Et pour composer avec le bruit, les auteurs du rapport recommandent une fenestration et une acoustique adéquates.
[...] Ne pas situer les salles de classe à proximité des espaces achalandés et bruyants. Lorsque ce n’est pas possible, il est envisageable d’utiliser des zones tampons comme barrière acoustique, telles que les espaces de circulation et de rangement, ainsi que les toilettes.
Les vestiaires : zone de conflit et de stress
Autre recommandation : mettre les « lieux névralgiques » que sont les vestiaires dans des zones où il n'y a pas de circulation, et non dans un couloir central très passant, comme c'est le cas actuellement.
Plusieurs enseignants ont mentionné que les vestiaires représentaient une zone potentielle de conflits et de stress, car les dégagements trop étroits contribuaient à une proximité non souhaitée entre les élèves. Les études soulignent même que ce serait un lieu propice à l’intimidation.
De plus, lorsque le beau temps succède à l'hiver, les vestiaires pourront servir à d'autres fins, suggère aussi le rapport.
Manger à l'école
Bon nombre d'élèves entrent aux aurores à l'école, y mangent le midi et y attendent leurs parents jusqu'à quelques heures après la fin des classes.

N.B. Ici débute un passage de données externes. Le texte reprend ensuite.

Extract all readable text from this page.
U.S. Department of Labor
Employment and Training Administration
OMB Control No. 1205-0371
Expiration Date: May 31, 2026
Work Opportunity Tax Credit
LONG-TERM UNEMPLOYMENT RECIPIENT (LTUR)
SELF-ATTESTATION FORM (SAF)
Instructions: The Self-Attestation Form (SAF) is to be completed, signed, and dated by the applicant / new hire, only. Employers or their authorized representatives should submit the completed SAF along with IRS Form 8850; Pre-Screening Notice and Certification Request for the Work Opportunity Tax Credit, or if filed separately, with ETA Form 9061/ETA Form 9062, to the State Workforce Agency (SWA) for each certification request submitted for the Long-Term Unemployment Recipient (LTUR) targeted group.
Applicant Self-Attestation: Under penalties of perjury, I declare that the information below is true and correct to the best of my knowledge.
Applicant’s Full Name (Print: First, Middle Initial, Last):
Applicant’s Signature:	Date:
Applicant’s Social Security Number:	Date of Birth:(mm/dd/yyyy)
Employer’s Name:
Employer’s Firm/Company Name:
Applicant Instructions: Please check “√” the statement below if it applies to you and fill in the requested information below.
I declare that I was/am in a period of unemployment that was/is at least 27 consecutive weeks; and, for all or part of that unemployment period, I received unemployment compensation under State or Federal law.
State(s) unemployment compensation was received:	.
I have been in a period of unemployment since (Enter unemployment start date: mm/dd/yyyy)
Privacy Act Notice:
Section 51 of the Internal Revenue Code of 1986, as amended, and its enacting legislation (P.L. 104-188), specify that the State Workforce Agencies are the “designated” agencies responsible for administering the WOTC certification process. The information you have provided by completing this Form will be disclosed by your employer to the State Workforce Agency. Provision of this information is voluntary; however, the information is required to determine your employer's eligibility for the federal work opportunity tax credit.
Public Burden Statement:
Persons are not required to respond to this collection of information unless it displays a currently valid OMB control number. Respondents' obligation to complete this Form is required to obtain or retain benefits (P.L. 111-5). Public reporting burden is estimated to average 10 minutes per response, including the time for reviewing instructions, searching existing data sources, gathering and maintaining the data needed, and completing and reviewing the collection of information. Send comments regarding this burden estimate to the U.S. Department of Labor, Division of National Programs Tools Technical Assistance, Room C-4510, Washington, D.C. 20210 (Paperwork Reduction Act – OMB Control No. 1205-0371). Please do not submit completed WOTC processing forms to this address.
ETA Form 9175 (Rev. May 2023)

Or au Québec, seul le quart des écoles possèdent un lieu spécifique pour les repas. L'étude de Frerichs et coll., menée en 2015, illustre que « le peu d’espace destiné au dîner oblige une rotation de groupes à l’heure du midi, ce qui aurait pour effet de restreindre le temps consacré au repas ».
« Ton cerveau a besoin de 20 minutes pour savoir ce qu'il a mangé, affirme M. Larrivée. Si tu manges trop rapidement, tu vas trop manger ou tu ne mangeras pas assez. »
L'alimentation et ses grands principes doivent eux-mêmes être intégrés aux apprentissages, insiste Ricardo Larrivée. « Jusqu’à il y a tout récemment, dit-il, l’école a toujours été présente, depuis les débuts de la colonie, dans l’enseignement alimentaire. »
Jardiner à l'école : ça se fait déjà...
Le rapport recommande entre autres de doter les écoles d'un potager où l'on peut faire du « jardinage pédagogique ». Ça existe déjà : à Montréal, l’École Barthélemy-Vimont dispose depuis 2005 de légumes et de plantes aromatiques en pleine terre et en bacs.
Les auteurs du rapport ciblent ainsi leurs priorités : repenser l’école en synergie avec la communauté, arrimer la conception architecturale aux visées du projet éducatif de l’école, investir dans de nouveaux espaces, intégrer l’environnement extérieur en amont et réviser les paramètres actuels.